Part of the problem is that Edwards's career is, from an opponent's perspective, disappointingly clean. The most egregious litigation abuses of our day occur in the context of mass torts and class actions, which Edwards never touched. That's where suits are brought on behalf of hordes of barely injured people who hardly know of their lawyer's existence. Edwards, in contrast, represented only individuals, often children, who were all too genuinely injured. Though much of his work was medical malpractice--a flash point of fury in the health-care industry--it's a fury that doesn't translate well into a campaign issue. In 1998, Faircloth reportedly contemplated running campaign ads featuring a doctor who'd quit practice after Edwards sued him.
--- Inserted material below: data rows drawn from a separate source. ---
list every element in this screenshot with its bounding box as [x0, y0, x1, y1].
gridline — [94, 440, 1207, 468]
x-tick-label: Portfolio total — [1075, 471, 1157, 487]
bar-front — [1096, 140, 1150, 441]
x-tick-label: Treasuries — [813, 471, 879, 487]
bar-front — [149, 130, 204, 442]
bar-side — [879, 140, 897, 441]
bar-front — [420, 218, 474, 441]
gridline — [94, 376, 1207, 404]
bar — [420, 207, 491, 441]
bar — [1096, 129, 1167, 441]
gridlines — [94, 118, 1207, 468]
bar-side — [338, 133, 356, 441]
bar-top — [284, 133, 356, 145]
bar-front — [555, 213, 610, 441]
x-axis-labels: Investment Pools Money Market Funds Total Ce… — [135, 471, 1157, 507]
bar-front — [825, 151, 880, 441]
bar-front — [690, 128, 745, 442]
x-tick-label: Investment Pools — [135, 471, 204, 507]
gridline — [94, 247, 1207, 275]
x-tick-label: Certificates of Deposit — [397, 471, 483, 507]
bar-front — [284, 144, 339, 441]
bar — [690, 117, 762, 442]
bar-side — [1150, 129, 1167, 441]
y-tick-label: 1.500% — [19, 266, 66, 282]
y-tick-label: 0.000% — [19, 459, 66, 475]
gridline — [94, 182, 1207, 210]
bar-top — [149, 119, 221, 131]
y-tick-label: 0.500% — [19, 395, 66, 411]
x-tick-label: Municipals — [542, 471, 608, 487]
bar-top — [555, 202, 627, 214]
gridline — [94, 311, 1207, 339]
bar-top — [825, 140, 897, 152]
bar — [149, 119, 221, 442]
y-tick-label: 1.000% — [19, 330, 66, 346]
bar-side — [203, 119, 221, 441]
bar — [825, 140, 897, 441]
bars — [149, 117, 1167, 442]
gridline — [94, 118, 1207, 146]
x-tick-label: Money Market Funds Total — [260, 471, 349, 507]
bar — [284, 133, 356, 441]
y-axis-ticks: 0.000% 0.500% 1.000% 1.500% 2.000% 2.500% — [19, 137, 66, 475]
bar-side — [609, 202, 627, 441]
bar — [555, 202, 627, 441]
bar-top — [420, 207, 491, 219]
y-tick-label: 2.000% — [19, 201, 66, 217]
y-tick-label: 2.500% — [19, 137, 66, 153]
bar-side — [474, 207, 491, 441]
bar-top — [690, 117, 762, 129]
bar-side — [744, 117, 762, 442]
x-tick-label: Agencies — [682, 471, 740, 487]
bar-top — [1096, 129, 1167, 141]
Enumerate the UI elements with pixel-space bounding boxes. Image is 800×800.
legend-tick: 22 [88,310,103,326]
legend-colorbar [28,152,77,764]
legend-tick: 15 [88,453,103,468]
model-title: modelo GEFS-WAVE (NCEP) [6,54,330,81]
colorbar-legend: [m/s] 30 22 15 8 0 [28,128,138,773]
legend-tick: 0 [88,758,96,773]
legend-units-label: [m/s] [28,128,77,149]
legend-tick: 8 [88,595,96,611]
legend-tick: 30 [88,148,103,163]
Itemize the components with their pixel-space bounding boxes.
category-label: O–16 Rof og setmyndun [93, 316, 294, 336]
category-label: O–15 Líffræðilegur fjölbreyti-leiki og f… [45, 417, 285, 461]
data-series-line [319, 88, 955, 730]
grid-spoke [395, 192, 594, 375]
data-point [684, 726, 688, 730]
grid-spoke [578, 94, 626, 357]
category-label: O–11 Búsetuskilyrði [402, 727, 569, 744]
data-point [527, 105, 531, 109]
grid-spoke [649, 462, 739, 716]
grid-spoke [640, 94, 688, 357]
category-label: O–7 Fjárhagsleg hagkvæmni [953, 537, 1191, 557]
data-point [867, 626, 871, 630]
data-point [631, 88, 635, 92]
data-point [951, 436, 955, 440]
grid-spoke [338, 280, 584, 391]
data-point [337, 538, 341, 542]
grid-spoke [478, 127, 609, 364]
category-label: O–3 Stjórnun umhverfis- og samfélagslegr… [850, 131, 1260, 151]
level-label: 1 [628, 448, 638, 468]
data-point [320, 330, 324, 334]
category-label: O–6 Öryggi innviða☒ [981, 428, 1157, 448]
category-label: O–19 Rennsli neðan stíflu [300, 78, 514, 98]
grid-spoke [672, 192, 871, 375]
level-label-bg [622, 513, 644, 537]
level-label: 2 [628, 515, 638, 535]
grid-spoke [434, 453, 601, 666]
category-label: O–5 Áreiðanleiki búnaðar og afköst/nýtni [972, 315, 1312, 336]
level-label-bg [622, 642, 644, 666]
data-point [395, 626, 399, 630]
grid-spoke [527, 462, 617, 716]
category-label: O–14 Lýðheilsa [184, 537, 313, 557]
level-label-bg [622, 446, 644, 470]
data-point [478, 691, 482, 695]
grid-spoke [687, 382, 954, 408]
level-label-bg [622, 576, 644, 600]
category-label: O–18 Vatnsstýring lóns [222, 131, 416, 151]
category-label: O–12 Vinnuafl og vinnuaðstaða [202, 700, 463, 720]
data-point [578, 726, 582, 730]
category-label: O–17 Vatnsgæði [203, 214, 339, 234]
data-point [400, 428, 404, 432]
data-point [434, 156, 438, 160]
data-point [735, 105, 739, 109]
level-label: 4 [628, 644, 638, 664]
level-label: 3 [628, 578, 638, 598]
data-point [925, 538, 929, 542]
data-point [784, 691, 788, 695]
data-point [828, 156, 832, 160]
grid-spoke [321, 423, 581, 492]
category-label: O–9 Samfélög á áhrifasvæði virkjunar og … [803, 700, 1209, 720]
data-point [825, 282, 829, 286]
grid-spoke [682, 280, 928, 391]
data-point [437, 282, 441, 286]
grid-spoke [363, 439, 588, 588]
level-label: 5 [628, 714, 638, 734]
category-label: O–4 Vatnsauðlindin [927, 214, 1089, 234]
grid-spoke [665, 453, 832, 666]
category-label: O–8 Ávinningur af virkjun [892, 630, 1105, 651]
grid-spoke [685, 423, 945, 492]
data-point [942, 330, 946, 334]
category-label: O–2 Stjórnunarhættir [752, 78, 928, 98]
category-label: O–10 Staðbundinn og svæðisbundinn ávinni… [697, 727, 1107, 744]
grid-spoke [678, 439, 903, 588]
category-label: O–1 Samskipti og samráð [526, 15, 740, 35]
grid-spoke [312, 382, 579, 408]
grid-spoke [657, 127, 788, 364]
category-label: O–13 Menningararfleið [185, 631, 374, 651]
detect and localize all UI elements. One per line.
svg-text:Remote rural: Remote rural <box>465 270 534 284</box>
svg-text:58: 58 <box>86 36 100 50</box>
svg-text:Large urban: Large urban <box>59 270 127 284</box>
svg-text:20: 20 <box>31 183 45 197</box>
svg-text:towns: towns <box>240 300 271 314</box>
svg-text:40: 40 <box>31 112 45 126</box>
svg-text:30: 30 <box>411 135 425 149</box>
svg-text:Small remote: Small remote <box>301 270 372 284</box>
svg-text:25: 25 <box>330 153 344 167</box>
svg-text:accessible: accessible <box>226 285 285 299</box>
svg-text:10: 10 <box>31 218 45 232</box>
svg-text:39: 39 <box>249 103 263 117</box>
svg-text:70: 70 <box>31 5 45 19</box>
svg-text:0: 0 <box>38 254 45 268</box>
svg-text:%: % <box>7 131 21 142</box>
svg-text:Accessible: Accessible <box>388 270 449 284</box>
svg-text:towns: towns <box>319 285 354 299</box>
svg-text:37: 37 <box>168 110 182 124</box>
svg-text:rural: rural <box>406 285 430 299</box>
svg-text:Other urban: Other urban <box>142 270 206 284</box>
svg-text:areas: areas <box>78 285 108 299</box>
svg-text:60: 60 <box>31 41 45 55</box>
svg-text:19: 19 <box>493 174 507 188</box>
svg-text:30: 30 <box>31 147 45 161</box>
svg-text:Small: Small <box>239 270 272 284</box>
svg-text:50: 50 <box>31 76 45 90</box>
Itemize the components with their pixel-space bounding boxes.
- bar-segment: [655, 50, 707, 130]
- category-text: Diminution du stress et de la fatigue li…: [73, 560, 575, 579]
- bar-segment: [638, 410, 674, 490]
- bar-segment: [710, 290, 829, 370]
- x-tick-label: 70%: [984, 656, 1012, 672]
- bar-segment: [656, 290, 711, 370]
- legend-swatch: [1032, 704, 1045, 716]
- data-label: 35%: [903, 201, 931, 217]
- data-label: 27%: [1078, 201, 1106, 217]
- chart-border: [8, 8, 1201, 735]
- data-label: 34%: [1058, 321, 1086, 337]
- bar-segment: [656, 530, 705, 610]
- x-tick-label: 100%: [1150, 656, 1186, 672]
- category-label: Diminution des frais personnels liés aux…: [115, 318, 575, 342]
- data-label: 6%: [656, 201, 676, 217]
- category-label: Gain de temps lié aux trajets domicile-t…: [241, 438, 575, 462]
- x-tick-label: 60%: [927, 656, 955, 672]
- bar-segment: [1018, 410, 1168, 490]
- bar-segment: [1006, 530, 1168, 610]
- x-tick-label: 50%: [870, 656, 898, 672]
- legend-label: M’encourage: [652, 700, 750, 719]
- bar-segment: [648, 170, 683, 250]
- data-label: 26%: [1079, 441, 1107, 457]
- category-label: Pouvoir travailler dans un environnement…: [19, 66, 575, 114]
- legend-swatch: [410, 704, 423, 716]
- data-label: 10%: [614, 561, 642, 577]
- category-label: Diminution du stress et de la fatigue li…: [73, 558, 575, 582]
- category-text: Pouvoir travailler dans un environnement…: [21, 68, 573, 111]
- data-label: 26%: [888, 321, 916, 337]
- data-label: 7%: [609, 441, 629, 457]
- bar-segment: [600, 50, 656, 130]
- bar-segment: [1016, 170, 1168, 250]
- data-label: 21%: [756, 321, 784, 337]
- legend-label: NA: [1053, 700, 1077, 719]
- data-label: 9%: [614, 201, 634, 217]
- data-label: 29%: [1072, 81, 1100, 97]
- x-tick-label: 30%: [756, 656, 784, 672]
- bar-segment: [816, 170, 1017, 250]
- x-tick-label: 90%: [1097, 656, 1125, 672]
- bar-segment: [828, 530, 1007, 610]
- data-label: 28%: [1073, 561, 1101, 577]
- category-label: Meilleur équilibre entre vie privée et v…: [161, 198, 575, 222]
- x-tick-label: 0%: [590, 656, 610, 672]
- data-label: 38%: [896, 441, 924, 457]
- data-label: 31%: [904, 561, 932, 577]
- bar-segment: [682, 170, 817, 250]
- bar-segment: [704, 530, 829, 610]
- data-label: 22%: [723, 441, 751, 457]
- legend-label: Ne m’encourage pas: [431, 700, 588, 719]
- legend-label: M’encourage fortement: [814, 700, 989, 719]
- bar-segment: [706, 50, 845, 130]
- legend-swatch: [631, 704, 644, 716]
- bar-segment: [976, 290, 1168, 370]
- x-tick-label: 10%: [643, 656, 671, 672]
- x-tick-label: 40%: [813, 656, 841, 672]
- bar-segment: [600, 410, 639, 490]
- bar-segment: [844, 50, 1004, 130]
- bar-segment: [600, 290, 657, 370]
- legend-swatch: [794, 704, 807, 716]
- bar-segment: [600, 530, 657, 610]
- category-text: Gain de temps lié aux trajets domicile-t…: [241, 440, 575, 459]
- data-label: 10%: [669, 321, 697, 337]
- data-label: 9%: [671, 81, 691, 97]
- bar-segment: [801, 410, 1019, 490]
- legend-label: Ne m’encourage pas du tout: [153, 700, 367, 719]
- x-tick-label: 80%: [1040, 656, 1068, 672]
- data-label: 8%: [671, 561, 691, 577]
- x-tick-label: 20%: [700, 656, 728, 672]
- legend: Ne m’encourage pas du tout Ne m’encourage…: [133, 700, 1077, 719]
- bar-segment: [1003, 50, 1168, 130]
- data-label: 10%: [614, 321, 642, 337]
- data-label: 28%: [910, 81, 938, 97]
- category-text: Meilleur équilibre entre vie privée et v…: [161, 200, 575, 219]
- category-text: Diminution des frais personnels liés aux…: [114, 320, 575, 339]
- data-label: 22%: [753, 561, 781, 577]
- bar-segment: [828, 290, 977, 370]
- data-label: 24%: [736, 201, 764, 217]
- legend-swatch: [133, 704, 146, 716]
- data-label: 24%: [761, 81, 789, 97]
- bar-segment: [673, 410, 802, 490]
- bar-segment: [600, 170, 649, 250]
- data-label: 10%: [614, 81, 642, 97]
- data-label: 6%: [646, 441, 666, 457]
He backed down, however, after Edwards threatened to rebut with ads starring the maimed little girl whom he had represented in the case, according to The Washington Monthly.

The rest of Edwards's docket was mainstream personal-injury work, like the one where a 5-year-old girl sat on an open wading-pool drain and had her intestines suctioned out of her. Business interests won't want to come anywhere near these cases.

Which is not to say that business has no reason to fear Edwards. They do. And their concerns should be magnified by the fact that Edwards's former finance chairman, and the current co-chair of the Kerry-Edwards Victory '04 Committee, is Fred Baron, a mass-filing asbestos lawyer. A Kerry-Edwards administration will obviously not be abolishing contingency fees anytime soon or adopting other sweeping reforms. But the truth is, neither will any other administration.

On the other hand, is it preposterous to suggest that Edwards might represent a rare Nixon-in-China opportunity? Could Edwards be the one politician whom labor unions and the more traditional elements of ATLA could trust to pare away the worst abuses of the current system without fundamentally undermining legitimate protections against corporate abuses?